Persepolis – Identifying with Darkness

Whenever watching a Hollywood mainstream film, I always wonder how does the American audience feels following a storyline similar to their own lives. It’s an envious feeling to watch a story similar to your own life, within the settings of your hometown, filled with emotions close to what they could have for being in shoes of a character they could wholeheartedly identify themselves with. Despite being very similar to my life, however Satrapi’s graphic novel in part fails to provoke emotions but extreme grief, melancholy and pity. Not because it’s not a good story, but because it’s very true to a kind of life that millions of Iranians including me and my peers have suffered.
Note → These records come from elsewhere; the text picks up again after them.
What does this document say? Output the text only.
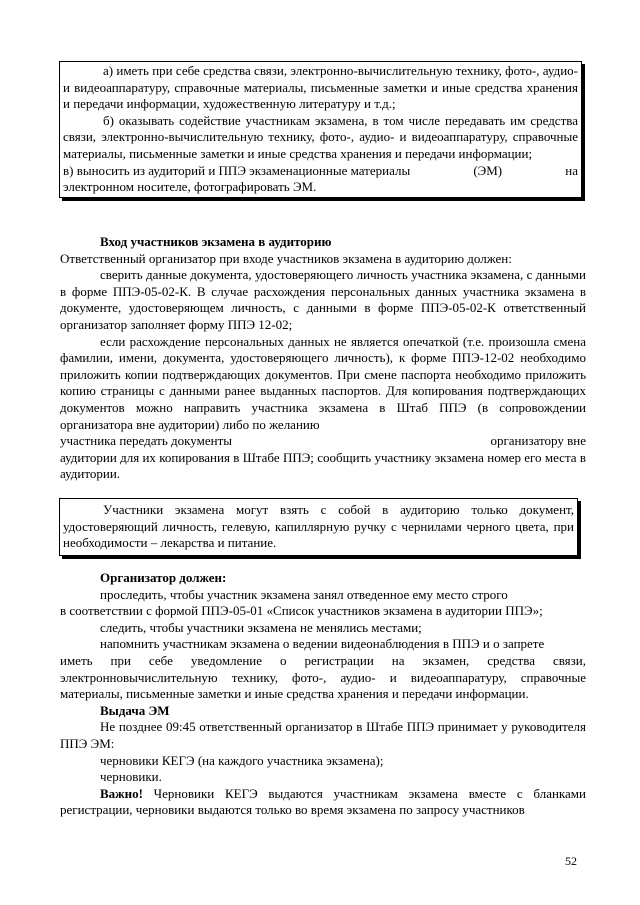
а) иметь при себе средства связи, электронно-вычислительную технику, фото-, аудио- и видеоаппаратуру, справочные материалы, письменные заметки и иные средства хранения и передачи информации, художественную литературу и т.д.;

б) оказывать содействие участникам экзамена, в том числе передавать им средства связи, электронно-вычислительную технику, фото-, аудио- и видеоаппаратуру, справочные материалы, письменные заметки и иные средства хранения и передачи информации;

в) выносить из аудиторий и ППЭ экзаменационные материалы	(ЭМ)	на

электронном носителе, фотографировать ЭМ.

Вход участников экзамена в аудиторию

Ответственный организатор при входе участников экзамена в аудиторию должен:

сверить данные документа, удостоверяющего личность участника экзамена, с данными в форме ППЭ-05-02-К. В случае расхождения персональных данных участника экзамена в документе, удостоверяющем личность, с данными в форме ППЭ-05-02-К ответственный организатор заполняет форму ППЭ 12-02;

если расхождение персональных данных не является опечаткой (т.е. произошла смена фамилии, имени, документа, удостоверяющего личность), к форме ППЭ-12-02 необходимо приложить копии подтверждающих документов. При смене паспорта необходимо приложить копию страницы с данными ранее выданных паспортов. Для копирования подтверждающих документов можно направить участника экзамена в Штаб ППЭ (в сопровождении организатора вне аудитории) либо по желанию

участника передать документы	организатору вне

аудитории для их копирования в Штабе ППЭ; сообщить участнику экзамена номер его места в аудитории.

Участники экзамена могут взять с собой в аудиторию только документ, удостоверяющий личность, гелевую, капиллярную ручку с чернилами черного цвета, при необходимости – лекарства и питание.

Организатор должен:

проследить, чтобы участник экзамена занял отведенное ему место строго

в соответствии с формой ППЭ-05-01 «Список участников экзамена в аудитории ППЭ»;

следить, чтобы участники экзамена не менялись местами;

напомнить участникам экзамена о ведении видеонаблюдения в ППЭ и о запрете

иметь при себе уведомление о регистрации на экзамен, средства связи, электронновычислительную технику, фото-, аудио- и видеоаппаратуру, справочные материалы, письменные заметки и иные средства хранения и передачи информации.

Выдача ЭМ

Не позднее 09:45 ответственный организатор в Штабе ППЭ принимает у руководителя ППЭ ЭМ:

черновики КЕГЭ (на каждого участника экзамена);

черновики.

Важно! Черновики КЕГЭ выдаются участникам экзамена вместе с бланками регистрации, черновики выдаются только во время экзамена по запросу участников

52
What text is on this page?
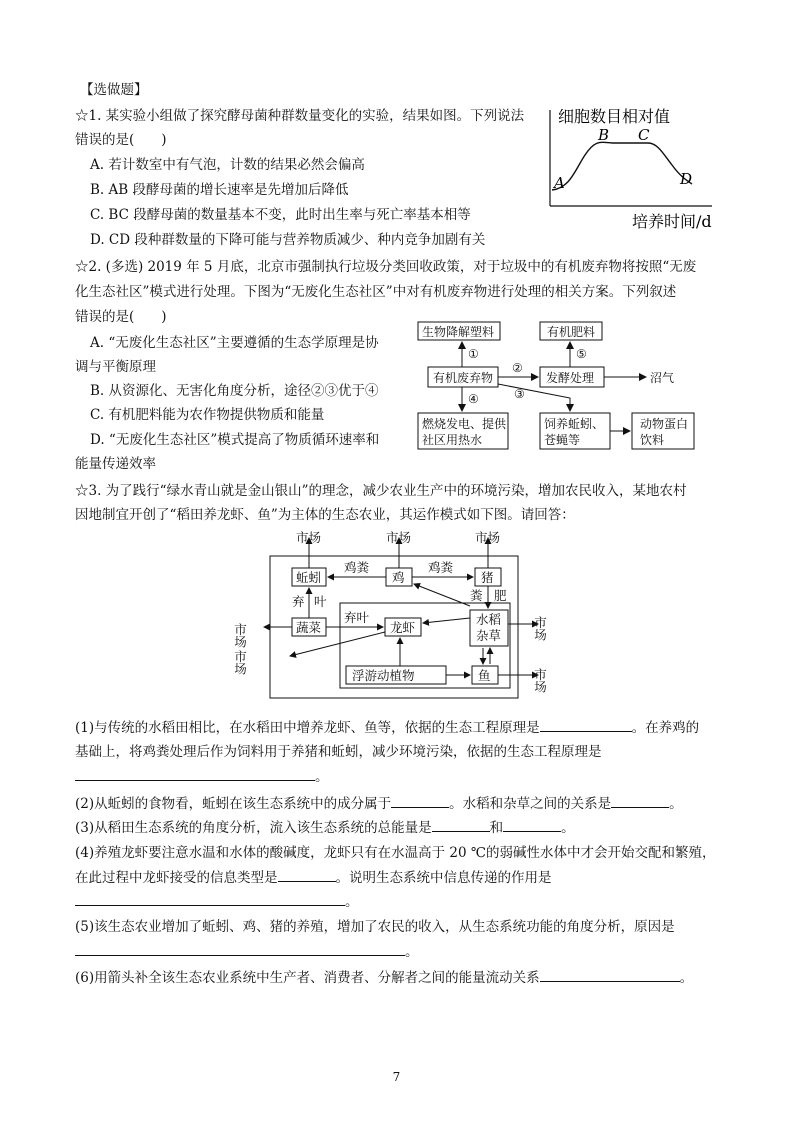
【选做题】
☆1. 某实验小组做了探究酵母菌种群数量变化的实验，结果如图。下列说法
错误的是(　　)
A. 若计数室中有气泡，计数的结果必然会偏高
B. AB 段酵母菌的增长速率是先增加后降低
C. BC 段酵母菌的数量基本不变，此时出生率与死亡率基本相等
D. CD 段种群数量的下降可能与营养物质减少、种内竞争加剧有关
细胞数目相对值
A
B C
D
培养时间/d
☆2. (多选) 2019 年 5 月底，北京市强制执行垃圾分类回收政策，对于垃圾中的有机废弃物将按照“无废
化生态社区”模式进行处理。下图为“无废化生态社区”中对有机废弃物进行处理的相关方案。下列叙述
错误的是(　　)
A. “无废化生态社区”主要遵循的生态学原理是协
调与平衡原理
B. 从资源化、无害化角度分析，途径②③优于④
C. 有机肥料能为农作物提供物质和能量
D. “无废化生态社区”模式提高了物质循环速率和
能量传递效率
生物降解塑料	有机肥料
有机废弃物	发酵处理	沼气
燃烧发电、提供
社区用热水
饲养蚯蚓、
苍蝇等
动物蛋白
饮料
①
②
⑤
④	③
☆3. 为了践行“绿水青山就是金山银山”的理念，减少农业生产中的环境污染，增加农民收入，某地农村
因地制宜开创了“稻田养龙虾、鱼”为主体的生态农业，其运作模式如下图。请回答：
市场	市场	市场
蚯蚓	鸡	猪
鸡粪	鸡粪
弃 叶
蔬菜
弃叶
龙虾
水稻
杂草
粪 肥
浮游动植物	鱼
市场
市场
市场
市场
(1)与传统的水稻田相比，在水稻田中增养龙虾、鱼等，依据的生态工程原理是	。在养鸡的
基础上，将鸡粪处理后作为饲料用于养猪和蚯蚓，减少环境污染，依据的生态工程原理是
。
(2)从蚯蚓的食物看，蚯蚓在该生态系统中的成分属于	。水稻和杂草之间的关系是	。
(3)从稻田生态系统的角度分析，流入该生态系统的总能量是	和	。
(4)养殖龙虾要注意水温和水体的酸碱度，龙虾只有在水温高于 20 ℃的弱碱性水体中才会开始交配和繁殖，
在此过程中龙虾接受的信息类型是	。说明生态系统中信息传递的作用是
。
(5)该生态农业增加了蚯蚓、鸡、猪的养殖，增加了农民的收入，从生态系统功能的角度分析，原因是
。
(6)用箭头补全该生态农业系统中生产者、消费者、分解者之间的能量流动关系	。
7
Some were lucky enough to leave the country like herself or me, and some had to stay and suffer, but talking from personal experience, even the luckiest couldn’t overcome the pain of leaving  motherland.

In it’s an hour and a half running time, Persepolis covers a whole lots of sensitive themes including stories of coming of age, Iranian revolution, women rights,immigrant life, family bounding, ethnicity and heritage and so on, however the most accurate portrayal of the Iranian people’s suffering after the revolution is what it stands out for. The dark animation allows foreign audience to comprehend and see things from the point f view of Iranians, understand the culture and realize the fact that an entire nation is controlled by a dogmatic dictatorship that deprives its citizens from most basic social rights.
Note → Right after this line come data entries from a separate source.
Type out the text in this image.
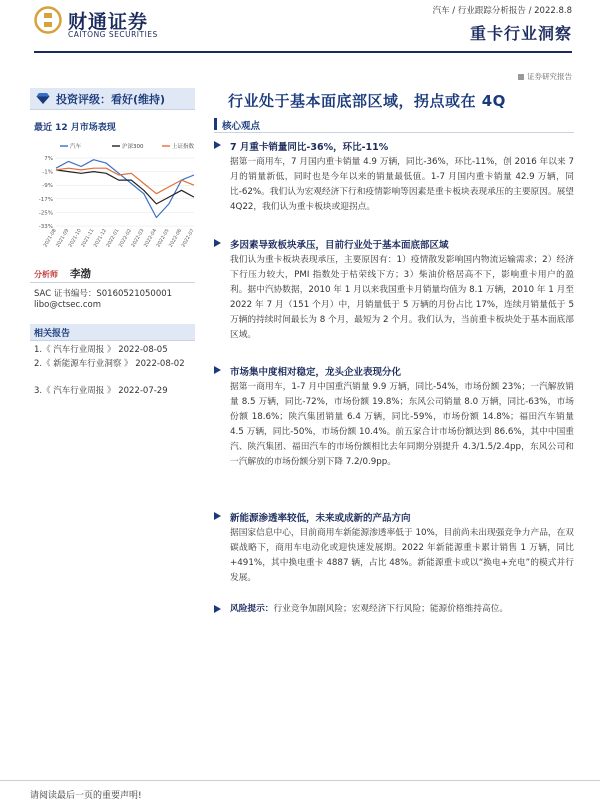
财通证券
CAITONG SECURITIES
汽车 / 行业跟踪分析报告 / 2022.8.8
重卡行业洞察
证券研究报告
投资评级：看好(维持)
最近 12 月市场表现
汽车	沪深300	上证指数
7%
-1%
-9%
-17%
-25%
-33%
2021-08
2021-09
2021-10
2021-11
2021-12
2022-01
2022-02
2022-03
2022-04
2022-05
2022-06
2022-07
分析师 李渤
SAC 证书编号：S0160521050001
libo@ctsec.com
相关报告
1.《 汽车行业周报 》 2022-08-05
2.《 新能源车行业洞察 》 2022-08-02
3.《 汽车行业周报 》 2022-07-29
行业处于基本面底部区域，拐点或在 4Q
核心观点
7 月重卡销量同比-36%，环比-11%
据第一商用车，7 月国内重卡销量 4.9 万辆，同比-36%，环比-11%，创 2016 年以来 7 月的销量新低，同时也是今年以来的销量最低值。1-7 月国内重卡销量 42.9 万辆，同比-62%。我们认为宏观经济下行和疫情影响等因素是重卡板块表现承压的主要原因。展望 4Q22，我们认为重卡板块或迎拐点。
多因素导致板块承压，目前行业处于基本面底部区域
我们认为重卡板块表现承压，主要原因有：1）疫情散发影响国内物流运输需求；2）经济下行压力较大，PMI 指数处于枯荣线下方；3）柴油价格居高不下，影响重卡用户的盈利。据中汽协数据，2010 年 1 月以来我国重卡月销量均值为 8.1 万辆，2010 年 1 月至 2022 年 7 月（151 个月）中，月销量低于 5 万辆的月份占比 17%，连续月销量低于 5 万辆的持续时间最长为 8 个月，最短为 2 个月。我们认为，当前重卡板块处于基本面底部区域。
市场集中度相对稳定，龙头企业表现分化
据第一商用车，1-7 月中国重汽销量 9.9 万辆，同比-54%，市场份额 23%；一汽解放销量 8.5 万辆，同比-72%，市场份额 19.8%；东风公司销量 8.0 万辆，同比-63%，市场份额 18.6%；陕汽集团销量 6.4 万辆，同比-59%，市场份额 14.8%；福田汽车销量 4.5 万辆，同比-50%，市场份额 10.4%。前五家合计市场份额达到 86.6%，其中中国重汽、陕汽集团、福田汽车的市场份额相比去年同期分别提升 4.3/1.5/2.4pp，东风公司和一汽解放的市场份额分别下降 7.2/0.9pp。
新能源渗透率较低，未来或成新的产品方向
据国家信息中心，目前商用车新能源渗透率低于 10%，目前尚未出现强竞争力产品，在双碳战略下，商用车电动化或迎快速发展期。2022 年新能源重卡累计销售 1 万辆，同比+491%，其中换电重卡 4887 辆，占比 48%。新能源重卡或以“换电+充电”的模式并行发展。
风险提示：行业竞争加剧风险；宏观经济下行风险；能源价格维持高位。
请阅读最后一页的重要声明!
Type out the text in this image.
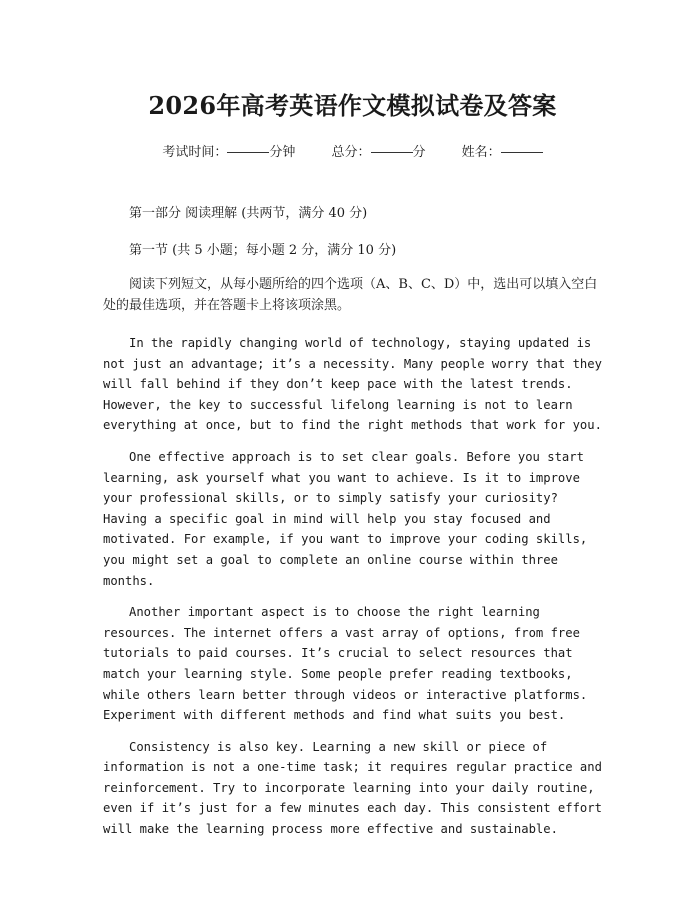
2026年高考英语作文模拟试卷及答案
考试时间：	分钟	总分：	分	姓名：

第一部分 阅读理解 (共两节，满分 40 分)

第一节 (共 5 小题；每小题 2 分，满分 10 分)

阅读下列短文，从每小题所给的四个选项（A、B、C、D）中，选出可以填入空白处的最佳选项，并在答题卡上将该项涂黑。

In the rapidly changing world of technology, staying updated is not just an advantage; it’s a necessity. Many people worry that they will fall behind if they don’t keep pace with the latest trends. However, the key to successful lifelong learning is not to learn everything at once, but to find the right methods that work for you.

One effective approach is to set clear goals. Before you start learning, ask yourself what you want to achieve. Is it to improve your professional skills, or to simply satisfy your curiosity? Having a specific goal in mind will help you stay focused and motivated. For example, if you want to improve your coding skills, you might set a goal to complete an online course within three months.

Another important aspect is to choose the right learning resources. The internet offers a vast array of options, from free tutorials to paid courses. It’s crucial to select resources that match your learning style. Some people prefer reading textbooks, while others learn better through videos or interactive platforms. Experiment with different methods and find what suits you best.

Consistency is also key. Learning a new skill or piece of information is not a one-time task; it requires regular practice and reinforcement. Try to incorporate learning into your daily routine, even if it’s just for a few minutes each day. This consistent effort will make the learning process more effective and sustainable.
Persepolis is one of the few mainstream distributions of western cinema that opens up the world’s eye to prove  the fact that Iranian’s are not savages, barbarians and terrorists, but culturally and ethically a well developed nation who are imprisoned by their own government.

Persepolis is an important film because it gives audience a lot of insider information about Iran, nothing that an agenda loaded news agency such as CNN or Fox could provide, but a satiric review of social life in contemporary Iran with hints on the role of British imperialism and its impact in their history as well as a critique of Europeans in the way that they deal with people from middle east.

Being an Armenian-Iranian myself I felt completely emotional through the course of the movie, but no matter how bitter Marjaneh’s life is she never falls into sentimentalism. The presence of the grandmother character is strong and critical throughout the film and it seems that even in the process of writing her graphic novel/biography she has constantly been influenced of her charm and witty character. What makes Grandma unique in this story is not only her wit for it’s a typical of many elderly Iranians, but it’s about who she represents. To me the grandma is a symbol of  ancient Iranian values and spirits that goes back to the earliest civilizations of Persia. She plants the seed of rightfulness in Marjaneh and no matter how ugly the world becomes she insist on her to follow the right path and to be true to herself. Although she has wonderful parents who are educated and well-balanced enough to raise her normally in those enigmatic circumstances but it’s the grandma, representing an older generation Iranians, who is capable helping her bring calm to her own life. Even god and Marx are not more than a childhood fantasy when it comes to her fundamental decisions. Her parents are a symbols of Iranians who did the revolution but then realized it was a big mistake. They represent the kind of Iranians who are stuck between the tradition and modernist values and confronted with thoughts of Marxism and socialism have a hard time digesting the true nature of democracy in an Islamic state. Marjaneh on the other hand is the next generation, those who grow up in this new Islamic state and realize that a revolution is not necessary the means of freedom.